A atriz, indicada ao Oscar por seu papel no filme Pulp Fiction, de 1994, disse que a lei de aborto do Texas, que entrou em vigor em 1º de setembro, trará "uma crise de direitos humanos para as mulheres americanas".

"Esta lei é mais uma ferramenta discriminatória contra os economicamente desfavorecidos", afirmou. "Mulheres e filhos de famílias ricas têm todas as opções do mundo e enfrentam poucos riscos."

A "Lei dos batimentos cardíacos do Texas" proíbe o aborto assim que o batimento cardíaco do feto é detectado, o que geralmente ocorre em seis semanas, antes que muitas mulheres saibam que estão grávidas. Ela não faz exceções para estupro ou incesto.

O projeto de lei permite que os cidadãos denunciem os médicos que realizam abortos após seis semanas ou qualquer pessoa que facilite o procedimento.

Thurman disse estar "com o coração partido" por uma lei que "coloca os cidadãos contra os cidadãos, criando novos vigilantes que irão contra essas mulheres desfavorecidas, negando-lhes a opção de não ter filhos dos quais não estão preparados para cuidar".

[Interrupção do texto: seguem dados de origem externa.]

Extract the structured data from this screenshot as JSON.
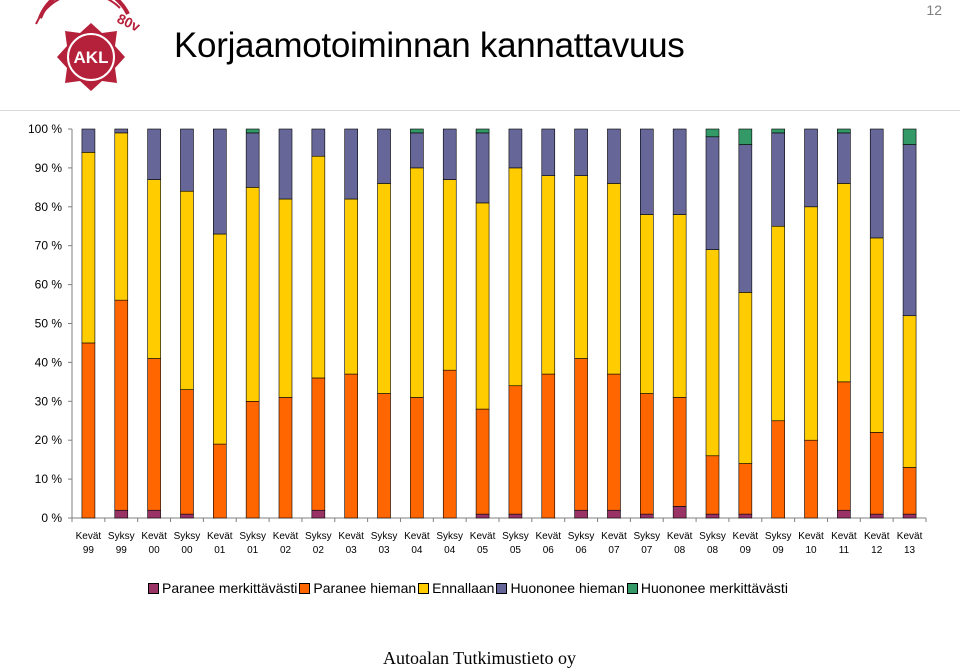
{
  "header": {
    "title": "Korjaamotoiminnan kannattavuus",
    "page_number": "12",
    "logo": {
      "text": "AKL",
      "badge": "80v"
    }
  },
  "footer": {
    "text": "Autoalan Tutkimustieto oy"
  },
  "colors": {
    "paranee_merkittavasti": "#993366",
    "paranee_hieman": "#ff6600",
    "ennallaan": "#ffcc00",
    "huononee_hieman": "#666699",
    "huononee_merkittavasti": "#339966",
    "logo": "#b5203a"
  },
  "chart_data": {
    "type": "bar",
    "stacked": true,
    "percent": true,
    "title": "",
    "xlabel": "",
    "ylabel": "",
    "ylim": [
      0,
      100
    ],
    "yticks": [
      "0 %",
      "10 %",
      "20 %",
      "30 %",
      "40 %",
      "50 %",
      "60 %",
      "70 %",
      "80 %",
      "90 %",
      "100 %"
    ],
    "categories": [
      [
        "Kevät",
        "99"
      ],
      [
        "Syksy",
        "99"
      ],
      [
        "Kevät",
        "00"
      ],
      [
        "Syksy",
        "00"
      ],
      [
        "Kevät",
        "01"
      ],
      [
        "Syksy",
        "01"
      ],
      [
        "Kevät",
        "02"
      ],
      [
        "Syksy",
        "02"
      ],
      [
        "Kevät",
        "03"
      ],
      [
        "Syksy",
        "03"
      ],
      [
        "Kevät",
        "04"
      ],
      [
        "Syksy",
        "04"
      ],
      [
        "Kevät",
        "05"
      ],
      [
        "Syksy",
        "05"
      ],
      [
        "Kevät",
        "06"
      ],
      [
        "Syksy",
        "06"
      ],
      [
        "Kevät",
        "07"
      ],
      [
        "Syksy",
        "07"
      ],
      [
        "Kevät",
        "08"
      ],
      [
        "Syksy",
        "08"
      ],
      [
        "Kevät",
        "09"
      ],
      [
        "Syksy",
        "09"
      ],
      [
        "Kevät",
        "10"
      ],
      [
        "Kevät",
        "11"
      ],
      [
        "Kevät",
        "12"
      ],
      [
        "Kevät",
        "13"
      ]
    ],
    "legend_position": "bottom",
    "series": [
      {
        "name": "Paranee merkittävästi",
        "color": "#993366",
        "values": [
          0,
          2,
          2,
          1,
          0,
          0,
          0,
          2,
          0,
          0,
          0,
          0,
          1,
          1,
          0,
          2,
          2,
          1,
          3,
          1,
          1,
          0,
          0,
          2,
          1,
          1
        ]
      },
      {
        "name": "Paranee hieman",
        "color": "#ff6600",
        "values": [
          45,
          54,
          39,
          32,
          19,
          30,
          31,
          34,
          37,
          32,
          31,
          38,
          27,
          33,
          37,
          39,
          35,
          31,
          28,
          15,
          13,
          25,
          20,
          33,
          21,
          12
        ]
      },
      {
        "name": "Ennallaan",
        "color": "#ffcc00",
        "values": [
          49,
          43,
          46,
          51,
          54,
          55,
          51,
          57,
          45,
          54,
          59,
          49,
          53,
          56,
          51,
          47,
          49,
          46,
          47,
          53,
          44,
          50,
          60,
          51,
          50,
          39
        ]
      },
      {
        "name": "Huononee hieman",
        "color": "#666699",
        "values": [
          6,
          1,
          13,
          16,
          27,
          14,
          18,
          7,
          18,
          14,
          9,
          13,
          18,
          10,
          12,
          12,
          14,
          22,
          22,
          29,
          38,
          24,
          20,
          13,
          28,
          44
        ]
      },
      {
        "name": "Huononee merkittävästi",
        "color": "#339966",
        "values": [
          0,
          0,
          0,
          0,
          0,
          1,
          0,
          0,
          0,
          0,
          1,
          0,
          1,
          0,
          0,
          0,
          0,
          0,
          0,
          2,
          4,
          1,
          0,
          1,
          0,
          4
        ]
      }
    ]
  }
}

"Optar por não manter aquela gravidez precoce me permitiu crescer e me tornar a mãe que eu queria e precisava ser", explicou Thurman, mãe de três filhos.

A artista disse que compartilhou sua própria experiência "na esperança de manter as chamas da controvérsia longe de mulheres vulneráveis sobre as quais esta lei terá um efeito imediato".